The other is St Columba’s Cathedral designed by Sir Giles Gilbert Scott.  He designed the Anglican Cathedral at Liverpool (which is huge) and the famous red telephone box. The Cathedral is in the neo-Gothic style and pink and blue granite are the materials used throughout making the Cathedral a tangible symbol of the sturdiness of the tradition of the faith of the people of the west highlands and islands of Scotland.  St. Columba’s Cathedral stands on the edge of Oban Bay looking west across the Firth of Lorne to Iona and beyond, across the Atlantic to North America and Canada. Built between 1932 and 1958, St Columba’s Cathedral is the principal church of the Roman Catholic Diocese of Argyll and the Isles. RC Diocese of Argyll and the Isles. St Columba’s is by far the nicest setting, being on the Esplanade, this is the one I would attend when in Oban – Paul.

In the Middle Ages the cathedral of the diocese of Argyll was north of Oban on the island of Lismore. Dedicated to  St Moluag, Lismore Cathedral is now a Church of Scotland parish church. Saint Moluag (Old Irish Mo-Luóc – d. 592), founded a monastery on the island. It was a major centre of Christianity in Scotland, and the seat of the later medieval bishopric of Argyll or the Isles. Lismore was ideally situated. The Diocese of Argyll was Scotland’s most impoverished diocese, and the fourteenth century Cathedral was very modest in scale. Only the choir survives, in greatly altered form, the nave and western tower having been reduced to their foundations. The chief surviving medieval features are three doorways, one blocked, another originally the entrance through the pulpitum, a piscina and the triple-arched sedilia. Several medieval grave slabs are preserved in the church. The building is in use as the parish church of Lismore, a congregation of the Church of Scotland. It is linked with Appin Parish Church on the mainland. The minister is Rev Roderick D. M. Campbell, formerly of St Andrew’s and St George’s Church in Edinburgh; too many Campbells about for me.

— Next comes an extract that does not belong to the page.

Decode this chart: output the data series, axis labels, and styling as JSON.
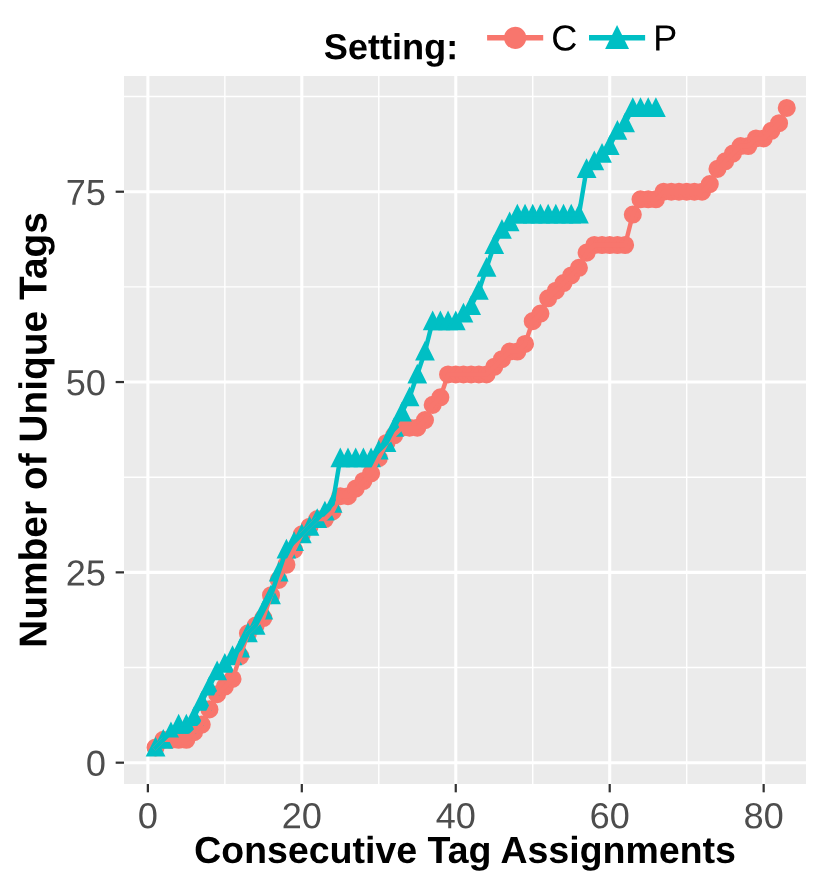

Another wee historic story – Carnasserie Castle a mile north of Kilmartin. The castle was built 1565 and 1572 for Bishop John Carswell. You may well ask, “why is a Bishop building a castle?” They were fighting Bishops! Get a hold of  the musket and pistol holes – a deterrent to unwanted visitors; not very holy. Above the doorway is a panel showing Bishop Carswell’s wealth, the Bishop’s patron by the way, the 5th Earl of Argyll (Campbell). John Carswell was a local, born in Kilmartin in the 1500s. After the Reformation of 1560 he was Superintendent of Argyll for the Reformed Church. He became Bishop of the Isles in 1567, by then a very wealthy man. In 1565 he embarked on the building of Carnasserie Castle as his main residence in Argyll, and as a place in which he could entertain his patron, Archibald, 5th Earl of Argyll whom we have mentioned already. Carswell published a Gaelic language translation of the Book of Common Order, also known as “John Knox’s Liturgy” after its original author, everything the Protestant religion in the Gaelic-speaking areas of Scotland needed. It was the first book ever to be printed in Gaelic. Carnasserie remained property of the Dukes of Argyll, as we have seen, in 1685 it was attacked and burned by forces loyal to King James VII during an uprising against him by the 9th Earl of Argyll.  Justice.